Si bien que M. Jules Romains a écrit une pièce extrême­ment sub­ver­sive, et qu’on reste con­fon­du parce que cette con­clu­sion aus­si révo­lu­tion­naire se dégage comme timide­ment de son œuvre.

C’est un rare bon­heur, pour un auteur dra­ma­tique, d’être servi par les acteurs du Vieux-Colom­bier, con­sciences à la dévo­tion de l’ouvrage inter­prété. M. Jules Romains leur doit beau­coup pour l’intelligence et la force avec lesquelles ils ont essayé de dégager le sym­bole un peu obscur de sa tragédie. Dès que le rideau se lève, le spec­ta­teur est en proie au poème. L’unité d’interprétation est si par­faite qu’il est impos­si­ble de dis­tinguer entre les acteurs, et que l’éloge, pour être équitable, ne peut être que col­lec­tif. On dirait que le tal­ent de cha­cun se hausse naturelle­ment à l’importance de son rôle.
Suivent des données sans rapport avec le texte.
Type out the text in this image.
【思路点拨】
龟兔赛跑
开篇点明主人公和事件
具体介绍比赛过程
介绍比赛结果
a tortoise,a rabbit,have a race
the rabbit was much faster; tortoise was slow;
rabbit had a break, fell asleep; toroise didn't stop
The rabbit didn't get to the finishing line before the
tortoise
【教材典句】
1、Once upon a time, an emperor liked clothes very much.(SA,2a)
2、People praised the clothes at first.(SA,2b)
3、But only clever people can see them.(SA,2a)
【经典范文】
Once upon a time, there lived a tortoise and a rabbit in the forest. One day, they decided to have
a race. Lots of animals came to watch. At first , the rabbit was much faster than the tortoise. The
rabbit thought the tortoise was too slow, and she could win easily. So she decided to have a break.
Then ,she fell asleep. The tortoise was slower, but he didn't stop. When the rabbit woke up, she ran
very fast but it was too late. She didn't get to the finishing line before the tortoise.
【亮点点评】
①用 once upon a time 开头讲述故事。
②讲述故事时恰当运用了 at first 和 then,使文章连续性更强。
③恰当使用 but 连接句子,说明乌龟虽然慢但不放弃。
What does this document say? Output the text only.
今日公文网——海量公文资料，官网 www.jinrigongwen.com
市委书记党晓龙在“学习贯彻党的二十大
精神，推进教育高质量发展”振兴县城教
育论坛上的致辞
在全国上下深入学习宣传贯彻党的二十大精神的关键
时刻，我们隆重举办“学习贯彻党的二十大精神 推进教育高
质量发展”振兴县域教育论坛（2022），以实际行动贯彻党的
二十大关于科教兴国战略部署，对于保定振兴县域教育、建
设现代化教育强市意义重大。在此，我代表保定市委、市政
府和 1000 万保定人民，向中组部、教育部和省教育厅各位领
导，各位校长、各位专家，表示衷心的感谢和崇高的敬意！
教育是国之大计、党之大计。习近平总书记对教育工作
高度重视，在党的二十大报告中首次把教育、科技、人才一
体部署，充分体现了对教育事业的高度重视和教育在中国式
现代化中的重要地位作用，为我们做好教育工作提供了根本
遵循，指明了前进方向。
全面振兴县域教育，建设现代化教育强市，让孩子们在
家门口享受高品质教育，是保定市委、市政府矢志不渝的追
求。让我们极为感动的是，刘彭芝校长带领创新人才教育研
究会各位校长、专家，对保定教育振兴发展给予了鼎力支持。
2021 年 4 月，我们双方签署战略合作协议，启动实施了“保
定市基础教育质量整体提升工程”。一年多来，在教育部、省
C’est ain­si que M. Jacques Copeau fait d’Emmanuel, fig­ure prin­ci­pale de la tragédie, un per­son­nage qui la domine impérieuse­ment ; que M. Louis Jou­vet fait d’Anselme, le doyen des Anciens, une incar­na­tion inou­bli­able de grandeur et de beauté, que Mme Gina Bar­bi­eri, à qui l’auteur eût pu épargn­er sans incon­vénient toute la pre­mière scène du qua­trième acte, ingrate et bien inutile, et peu neuve vrai­ment, réalise la vision­naire mère Agathe avec une impres­sion­nante lucid­ité, et que Mme Valen­tine Tessier, la rouée et déli­cieuse Péri­c­hole du Car­rosse du Saint-Sacre­ment, per­son­ni­fie toute la grâce touchante de Thérèse, mar­quée par le Des­tin pour la gloire d’Emmanuel. Mais tous les autres rôles sont sai­sis­sants de vérité et d’expression.

Une sem­blable ardeur dans l’accomplissement de sa tâche artis­tique devrait val­oir à cette troupe d’élite, à défaut du respect dû, la cour­toisie des spec­ta­teurs. À la répéti­tion générale, ils ont, chaque fois, atten­du que l’acte soit com­mencé pour regag­n­er leurs places avec bruit. Je conçois l’amertume de l’auteur et de ses inter­prètes devant ce scan­dale répété. M. Jacques Copeau est en droit d’exiger de la salle la dis­ci­pline qu’on s’impose sur sa scène. Mais il ne l’obtiendra qu’en fer­mant au ver­rou les portes d’accès avant de lever le rideau. Tous ceux qui suiv­ent sérieuse­ment ses efforts lui en sauront gré.

[/Auguste Bertrand./]

On joue, au Théâtre des Arts, Les Ratés, de M. H.-R. Lenor­mand, qu’il faut aller voir.